A man of common roots in northwest Pennsylvania, the treasurer had little -- if any -- personal wealth, and his legal problems had wiped him out financially.
He earned $58,000 a year as treasurer, but gave up the salary upon his conviction Dec. 18. He had two children in college, including one who moved home so he could save money by attending a local branch of Pennsylvania State University.
Joe Metz, a lawyer who helped represent Dwyer, declined to release the treasurer's legal bill for the six-week trial. But Metz said the firm charges between $80 and $120 an hour for legal work.
To help pay legal costs, Dwyer planned to sell the family's one-story, white-brick home in an upper middle-class neighborhood in Hershey, said Duke Horshock, the Treasury Department's press secretary.
Horshock said it was 'plausible' the treasurer's financial ruin played a part in his suicide. 'But if finances did play a part, it was only a part.
'And I'm sure there were other factors, like the perceived injustice, the end of his political career, the pride in having his name dredged through this so long,' Horshock said.
Dwyer had made a plea in letter to Sen. Arlen Specter, R-Pa., to get him a presidential pardon, aides to Specter confirmed. The aides said the letter was received in early January.
'I've not bothered you about this before, but now my family and I desperately need your help. Please help us,' Dwyer wrote.
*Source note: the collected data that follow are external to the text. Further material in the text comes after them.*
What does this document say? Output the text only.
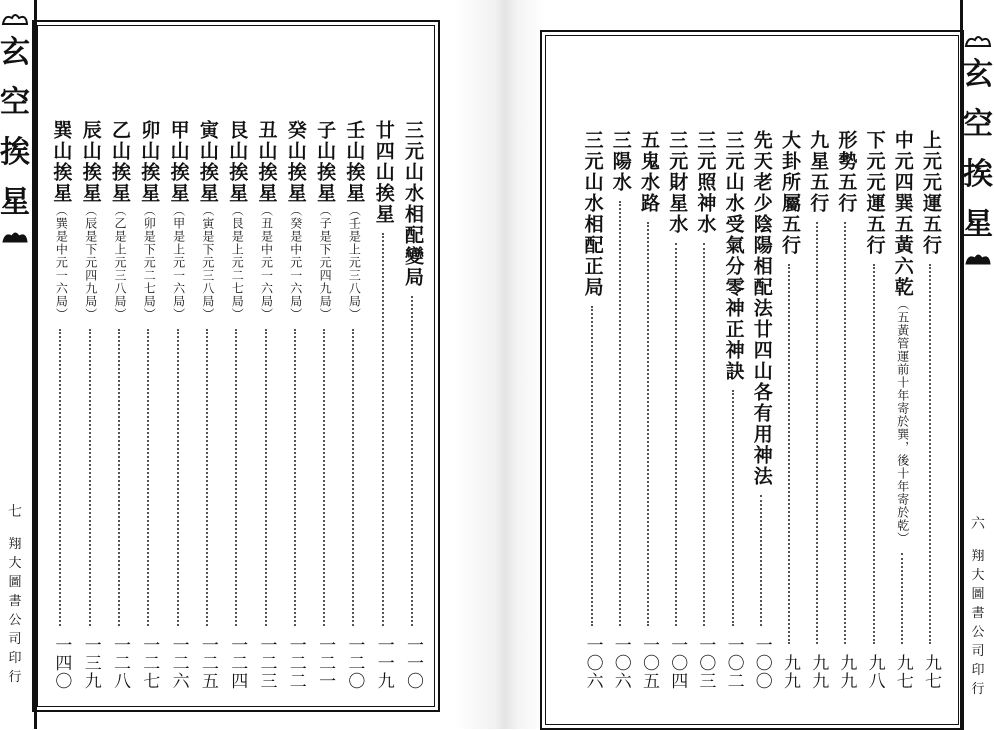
玄
空
挨
星
七
翔
大
圖
書
公
司
印
行
三元山水相配變局
一一〇
廿四山挨星
一一九
壬山挨星（壬是上元三八局）
一二〇
子山挨星（子是下元四九局）
一二一
癸山挨星（癸是中元一六局）
一二二
丑山挨星（丑是中元一六局）
一二三
艮山挨星（艮是上元二七局）
一二四
寅山挨星（寅是下元三八局）
一二五
甲山挨星（甲是上元一六局）
一二六
卯山挨星（卯是下元二七局）
一二七
乙山挨星（乙是上元三八局）
一二八
辰山挨星（辰是下元四九局）
一三九
巽山挨星（巽是中元一六局）
一四〇
上元元運五行
九七
中元四巽五黃六乾（五黃管運前十年寄於巽，後十年寄於乾）
九七
下元元運五行
九八
形勢五行
九九
九星五行
九九
大卦所屬五行
九九
先天老少陰陽相配法廿四山各有用神法
一〇〇
三元山水受氣分零神正神訣
一〇二
三元照神水
一〇三
三元財星水
一〇四
五鬼水路
一〇五
三陽水
一〇六
三元山水相配正局
一〇六
玄
空
挨
星
六
翔
大
圖
書
公
司
印
行
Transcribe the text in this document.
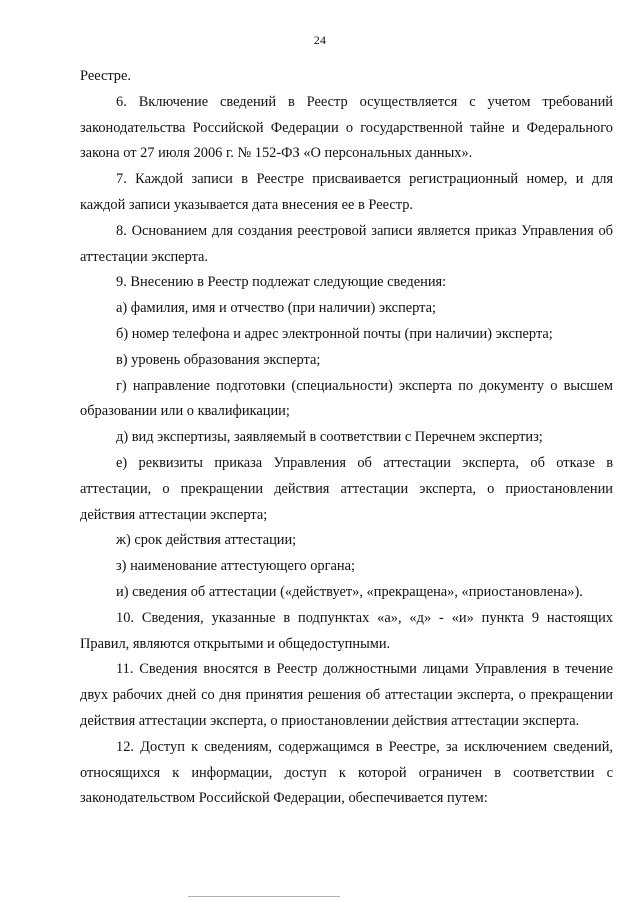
24

Реестре.

6. Включение сведений в Реестр осуществляется с учетом требований законодательства Российской Федерации о государственной тайне и Федерального закона от 27 июля 2006 г. № 152-ФЗ «О персональных данных».

7. Каждой записи в Реестре присваивается регистрационный номер, и для каждой записи указывается дата внесения ее в Реестр.

8. Основанием для создания реестровой записи является приказ Управления об аттестации эксперта.

9. Внесению в Реестр подлежат следующие сведения:

а) фамилия, имя и отчество (при наличии) эксперта;

б) номер телефона и адрес электронной почты (при наличии) эксперта;

в) уровень образования эксперта;

г) направление подготовки (специальности) эксперта по документу о высшем образовании или о квалификации;

д) вид экспертизы, заявляемый в соответствии с Перечнем экспертиз;

е) реквизиты приказа Управления об аттестации эксперта, об отказе в аттестации, о прекращении действия аттестации эксперта, о приостановлении действия аттестации эксперта;

ж) срок действия аттестации;

з) наименование аттестующего органа;

и) сведения об аттестации («действует», «прекращена», «приостановлена»).

10. Сведения, указанные в подпунктах «а», «д» - «и» пункта 9 настоящих Правил, являются открытыми и общедоступными.

11. Сведения вносятся в Реестр должностными лицами Управления в течение двух рабочих дней со дня принятия решения об аттестации эксперта, о прекращении действия аттестации эксперта, о приостановлении действия аттестации эксперта.

12. Доступ к сведениям, содержащимся в Реестре, за исключением сведений, относящихся к информации, доступ к которой ограничен в соответствии с законодательством Российской Федерации, обеспечивается путем:
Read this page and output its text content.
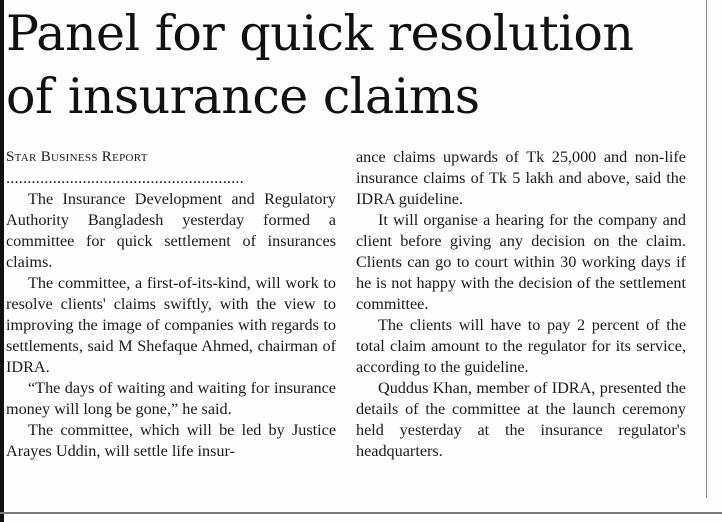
Panel for quick resolution
of insurance claims
Star Business Report
........................................................

The Insurance Development and Regulatory Authority Bangladesh yesterday formed a committee for quick settlement of insurances claims.

The committee, a first-of-its-kind, will work to resolve clients' claims swiftly, with the view to improving the image of companies with regards to settlements, said M Shefaque Ahmed, chairman of IDRA.

“The days of waiting and waiting for insurance money will long be gone,” he said.

The committee, which will be led by Justice Arayes Uddin, will settle life insur-

ance claims upwards of Tk 25,000 and non-life insurance claims of Tk 5 lakh and above, said the IDRA guideline.

It will organise a hearing for the company and client before giving any decision on the claim. Clients can go to court within 30 working days if he is not happy with the decision of the settlement committee.

The clients will have to pay 2 percent of the total claim amount to the regulator for its service, according to the guideline.

Quddus Khan, member of IDRA, presented the details of the committee at the launch ceremony held yesterday at the insurance regulator's headquarters.
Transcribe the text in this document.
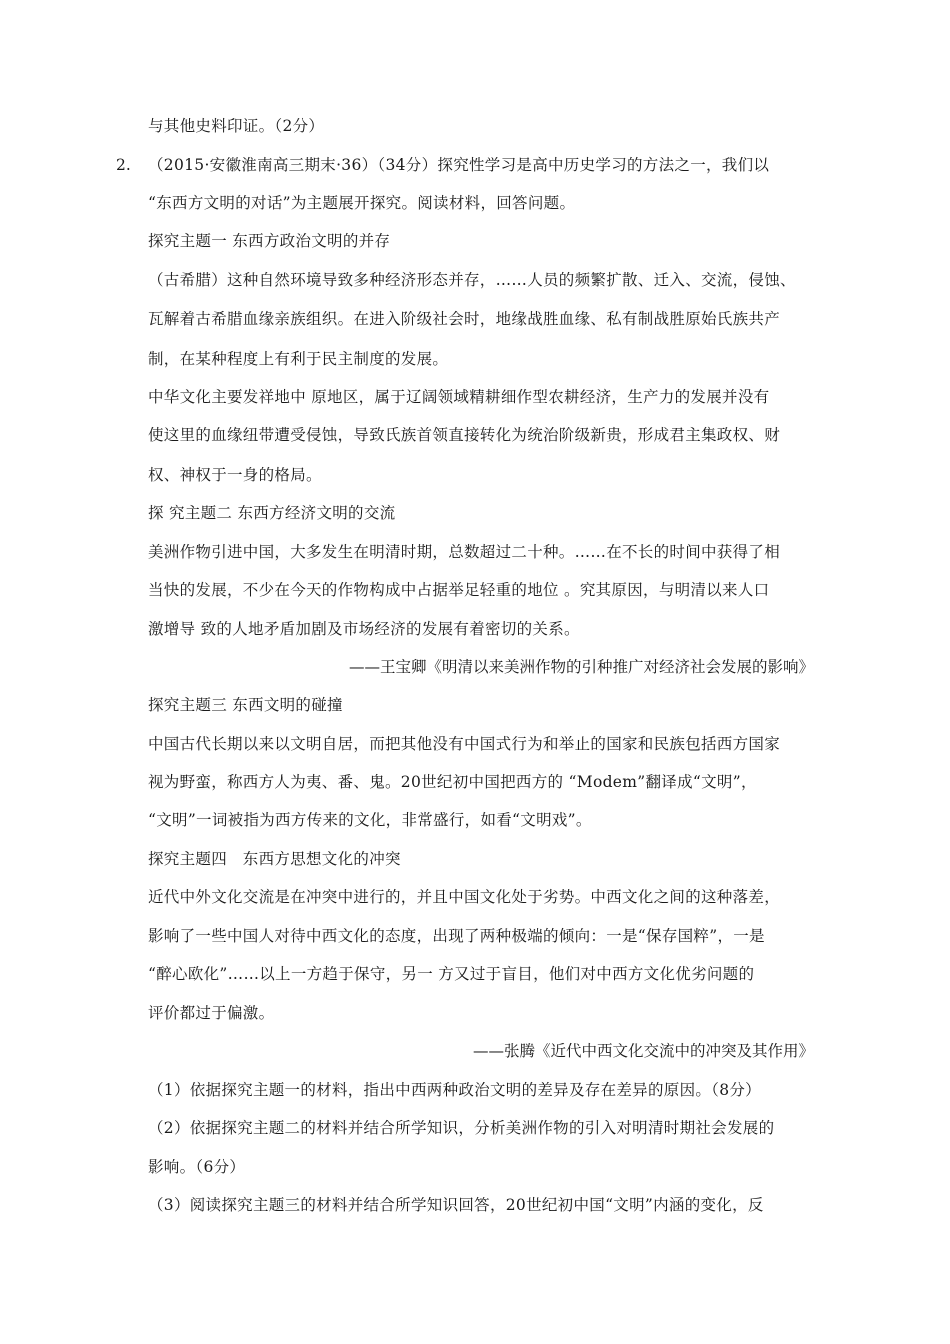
与其他史料印证。（2分）
2. （2015·安徽淮南高三期末·36）（34分）探究性学习是高中历史学习的方法之一，我们以
“东西方文明的对话”为主题展开探究。阅读材料，回答问题。
探究主题一 东西方政治文明的并存
（古希腊）这种自然环境导致多种经济形态并存，……人员的频繁扩散、迁入、交流，侵蚀、
瓦解着古希腊血缘亲族组织。在进入阶级社会时，地缘战胜血缘、私有制战胜原始氏族共产
制，在某种程度上有利于民主制度的发展。
中华文化主要发祥地中 原地区，属于辽阔领域精耕细作型农耕经济，生产力的发展并没有
使这里的血缘纽带遭受侵蚀，导致氏族首领直接转化为统治阶级新贵，形成君主集政权、财
权、神权于一身的格局。
探 究主题二 东西方经济文明的交流
美洲作物引进中国，大多发生在明清时期，总数超过二十种。……在不长的时间中获得了相
当快的发展，不少在今天的作物构成中占据举足轻重的地位 。究其原因，与明清以来人口
激增导 致的人地矛盾加剧及市场经济的发展有着密切的关系。
——王宝卿《明清以来美洲作物的引种推广对经济社会发展的影响》
探究主题三 东西文明的碰撞
中国古代长期以来以文明自居，而把其他没有中国式行为和举止的国家和民族包括西方国家
视为野蛮，称西方人为夷、番、鬼。20世纪初中国把西方的 “Modem”翻译成“文明”，
“文明”一词被指为西方传来的文化，非常盛行，如看“文明戏”。
探究主题四　东西方思想文化的冲突
近代中外文化交流是在冲突中进行的，并且中国文化处于劣势。中西文化之间的这种落差，
影响了一些中国人对待中西文化的态度，出现了两种极端的倾向：一是“保存国粹”，一是
“醉心欧化”……以上一方趋于保守，另一 方又过于盲目，他们对中西方文化优劣问题的
评价都过于偏激。
——张腾《近代中西文化交流中的冲突及其作用》
（1）依据探究主题一的材料，指出中西两种政治文明的差异及存在差异的原因。（8分）
（2）依据探究主题二的材料并结合所学知识，分析美洲作物的引入对明清时期社会发展的
影响。（6分）
（3）阅读探究主题三的材料并结合所学知识回答，20世纪初中国“文明”内涵的变化，反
After unsuccessfully trying to contact Dwyer to respond to the letter, Specter finally received a call from Dwyer on Wednesday in which the treasurer personally asked for the pardon. Specter told him the request was 'not at all realistic,' according to Phil Goldberg, an aide to Specter.
Dwyer is to be buried Monday morning in Meadville in northwest Pennsylvania where he grew up, attended college and taught public school before embarking on his political career in 1964.
He served in the House and Senate before being elected treasurer in 1980 and re-elected in 1984.
Gov. Robert Casey nominated G. Davis Greene Jr., the president and owner of a Philadelphia investment counseling firm, to serve the remaining two years of Dwyer's term.
In a letter to the governor, Dwyer had asked that his wife be considered for the appointment to succeed him. A Casey spokesman said Mrs. Dwyer was not considered.